MONEY ON TRACK
WHAT IS RACING WORTH?
We are told that the big sporting jamborees that are organised by promotion companies and often supported by government and local authorities have a positive effect on national and local economies. But like so many other complexities in the world it's hard to know if this is true, especially when it comes to the billion dollar projects such as the Olympics, the football World Cup, and car Formula One rounds.
In our sport it's Moto GP and World Superbikes that appear to be the big earners for the promoters. The TV rights figures alone will appear with lots of noughts on the end of the total, no matter what currency it's calculated in.

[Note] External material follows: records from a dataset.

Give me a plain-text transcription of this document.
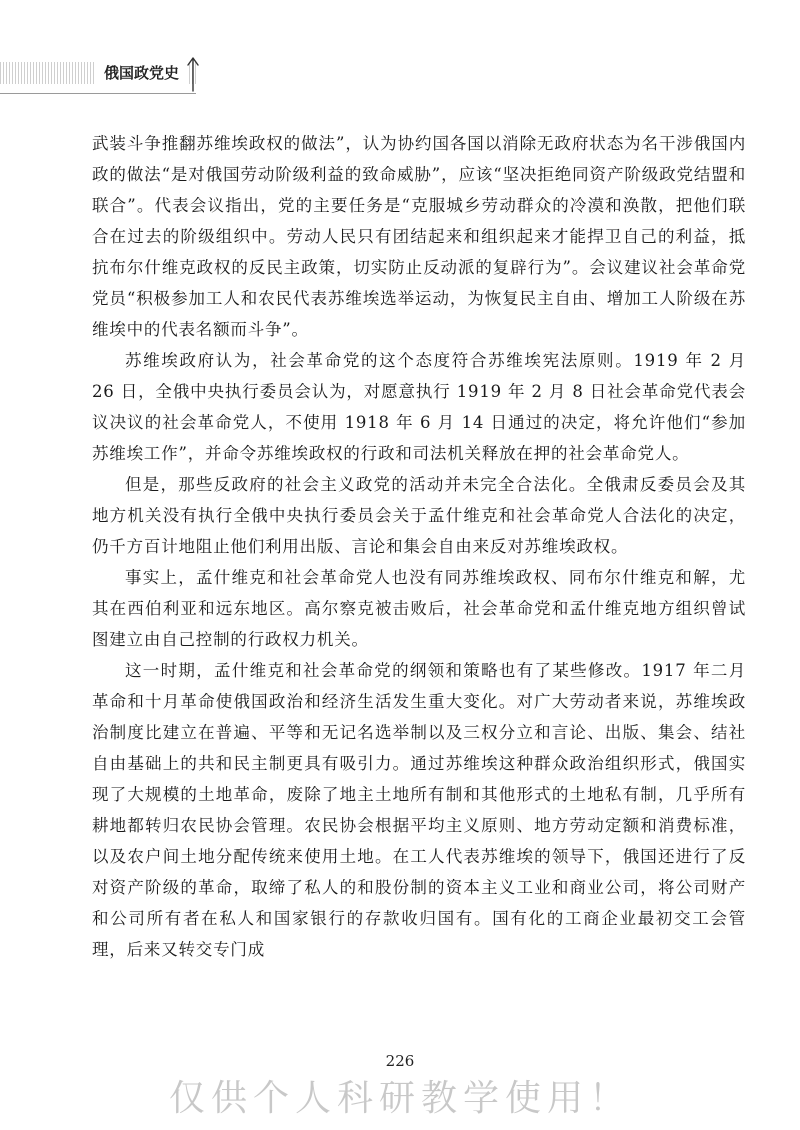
俄国政党史

武装斗争推翻苏维埃政权的做法”，认为协约国各国以消除无政府状态为名干涉俄国内政的做法“是对俄国劳动阶级利益的致命威胁”，应该“坚决拒绝同资产阶级政党结盟和联合”。代表会议指出，党的主要任务是“克服城乡劳动群众的冷漠和涣散，把他们联合在过去的阶级组织中。劳动人民只有团结起来和组织起来才能捍卫自己的利益，抵抗布尔什维克政权的反民主政策，切实防止反动派的复辟行为”。会议建议社会革命党党员“积极参加工人和农民代表苏维埃选举运动，为恢复民主自由、增加工人阶级在苏维埃中的代表名额而斗争”。

苏维埃政府认为，社会革命党的这个态度符合苏维埃宪法原则。1919 年 2 月 26 日，全俄中央执行委员会认为，对愿意执行 1919 年 2 月 8 日社会革命党代表会议决议的社会革命党人，不使用 1918 年 6 月 14 日通过的决定，将允许他们“参加苏维埃工作”，并命令苏维埃政权的行政和司法机关释放在押的社会革命党人。

但是，那些反政府的社会主义政党的活动并未完全合法化。全俄肃反委员会及其地方机关没有执行全俄中央执行委员会关于孟什维克和社会革命党人合法化的决定，仍千方百计地阻止他们利用出版、言论和集会自由来反对苏维埃政权。

事实上，孟什维克和社会革命党人也没有同苏维埃政权、同布尔什维克和解，尤其在西伯利亚和远东地区。高尔察克被击败后，社会革命党和孟什维克地方组织曾试图建立由自己控制的行政权力机关。

这一时期，孟什维克和社会革命党的纲领和策略也有了某些修改。1917 年二月革命和十月革命使俄国政治和经济生活发生重大变化。对广大劳动者来说，苏维埃政治制度比建立在普遍、平等和无记名选举制以及三权分立和言论、出版、集会、结社自由基础上的共和民主制更具有吸引力。通过苏维埃这种群众政治组织形式，俄国实现了大规模的土地革命，废除了地主土地所有制和其他形式的土地私有制，几乎所有耕地都转归农民协会管理。农民协会根据平均主义原则、地方劳动定额和消费标准，以及农户间土地分配传统来使用土地。在工人代表苏维埃的领导下，俄国还进行了反对资产阶级的革命，取缔了私人的和股份制的资本主义工业和商业公司，将公司财产和公司所有者在私人和国家银行的存款收归国有。国有化的工商企业最初交工会管理，后来又转交专门成

226
仅供个人科研教学使用！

It undoubtedly costs a bundle to stage a Moto GP round with circuit maintenance and safety, policing, staff and administration costs, and that's before the money borne by the teams is added on.
The French motorcycle weekly, Moto Journal, recently had a stab at calculating the financial gains to a circuit's local economy, by looking at what is generated by fans attending the French Moto GP round at Le Mans (it's from May 15th - 17th this year).
€2,500,000 – spent by the local organiser
€400,000 – spent by local service companies
€1,500,000 – on local hotel accommodation (6,000 guests)
€600,000 – food over the three days
€240,000 – local miscellaneous (fuel, road tolls etc)
€3,000,000 – spent locally by some 40,000 campers
€1,360,000 – spent locally by 34,000 other spectators
Almost €10,000,000 generated by the race in these broad categories. There will be other spends such as public transport and taxis, so all in all a 'nice little earner' as they say. No surprise then that Spain likes to host four rounds.